If We Change The Way We Think Of Human Subjectivity Will Human Subjectivity Itself Change?
Capitalist Realism or journalistic commodity-form prose is a misrepresentation of the human subject, indeed it can be called a form of ideological shaping. It’s an appearance of subjectivity – unary, psychological, univocal, founded on language as communication. It’s a notion of subjectivity that, since Freud and Lacan, is no longer adequate.
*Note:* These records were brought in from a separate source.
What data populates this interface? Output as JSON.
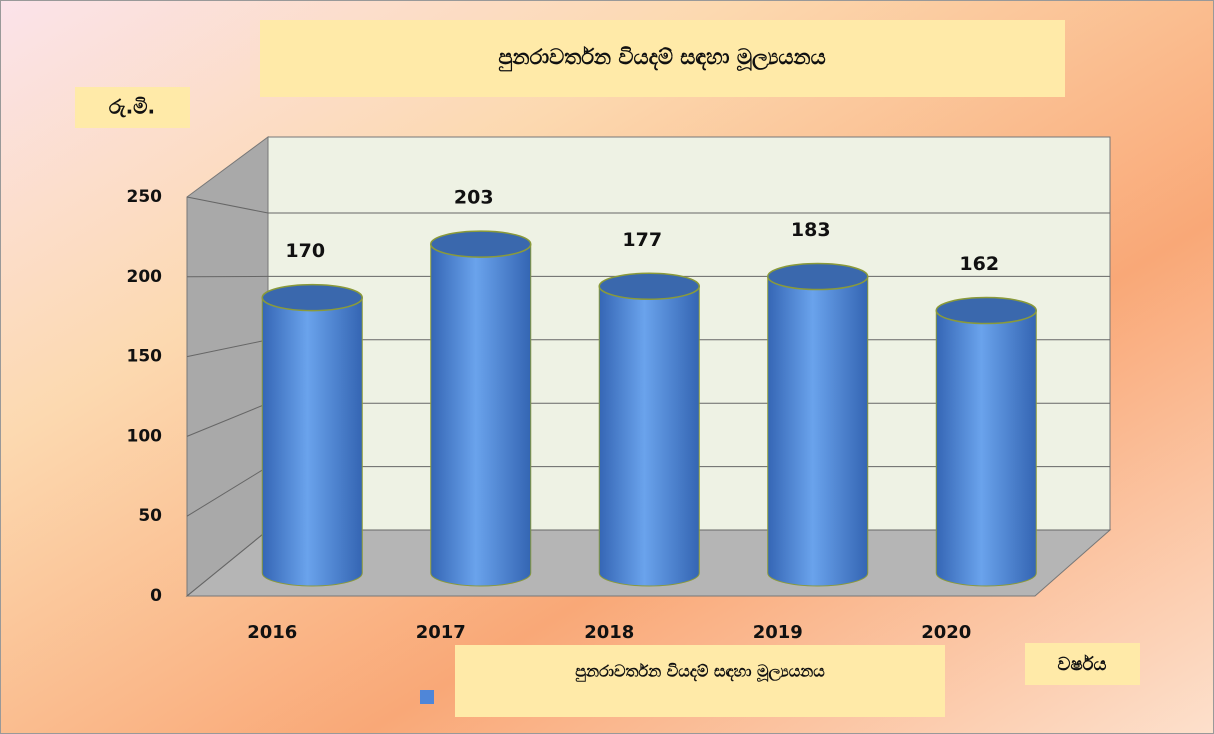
{
  "chart_data": {
    "type": "cylinder",
    "title": "පුනරාවර්තන වියදම් සඳහා මූල්‍යයනය",
    "y_label": "රු.මි.",
    "x_label": "වර්ෂය",
    "categories": [
      "2016",
      "2017",
      "2018",
      "2019",
      "2020"
    ],
    "series": [
      {
        "name": "පුනරාවර්තන වියදම් සඳහා මූල්‍යයනය",
        "color": "#4f86d8",
        "values": [
          170,
          203,
          177,
          183,
          162
        ]
      }
    ],
    "ylim": [
      0,
      250
    ],
    "yticks": [
      0,
      50,
      100,
      150,
      200,
      250
    ],
    "grid": true
  }
}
Contradiction, self-difference, and antagonism are internal to the notion of subjectivity as such, but they are not necessarily part of the Capitalist Realist conception; Capitalist Realism or journalistic commodity-form prose is a form of narcissistic fixity. This is language use adapted to a socio-economic system, a kind of subjective modeling.
If You Traverse The Capitalist Reality Do You Take Away Its Magic Like Any Other Fantasy?
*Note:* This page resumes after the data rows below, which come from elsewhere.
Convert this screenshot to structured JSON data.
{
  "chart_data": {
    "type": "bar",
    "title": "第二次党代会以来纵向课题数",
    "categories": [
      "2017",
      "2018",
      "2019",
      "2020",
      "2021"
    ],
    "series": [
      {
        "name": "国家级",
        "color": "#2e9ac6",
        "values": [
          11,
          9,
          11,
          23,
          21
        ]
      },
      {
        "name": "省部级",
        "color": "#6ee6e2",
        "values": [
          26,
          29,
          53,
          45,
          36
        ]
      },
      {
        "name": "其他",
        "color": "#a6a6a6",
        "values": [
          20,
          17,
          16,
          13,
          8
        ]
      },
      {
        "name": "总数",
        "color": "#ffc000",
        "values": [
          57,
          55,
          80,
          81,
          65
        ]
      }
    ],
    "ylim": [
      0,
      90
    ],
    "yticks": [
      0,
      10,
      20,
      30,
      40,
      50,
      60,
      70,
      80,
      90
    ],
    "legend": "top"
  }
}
More than anything literature is a fundamental way of human knowing. It’s without question a fundamental way that humans create and know themselves and their world, their most basic knowledge of themselves and of their world, and how both are possible. Our possibilities come from literature – our ways of thinking, our means of investigating, our modes of questioning…
It’s in this way that Giorgio Agamben can refer to Dostoevsky as the greatest theologian of the 19th c., and Harold Bloom can refer to Shakespeare as having created the modern mind. Literature involves explorations in human consciousness and in expanding rationality, knowledge, the possibilities of language, in exploring the possibilities of human subjectivity. Capitalist Realism or journalistic commodity-form prose foments its own predetermined model of and for human subjectivity.
If you’re blinded by convention, if you always see the same thing what does it matter where you look?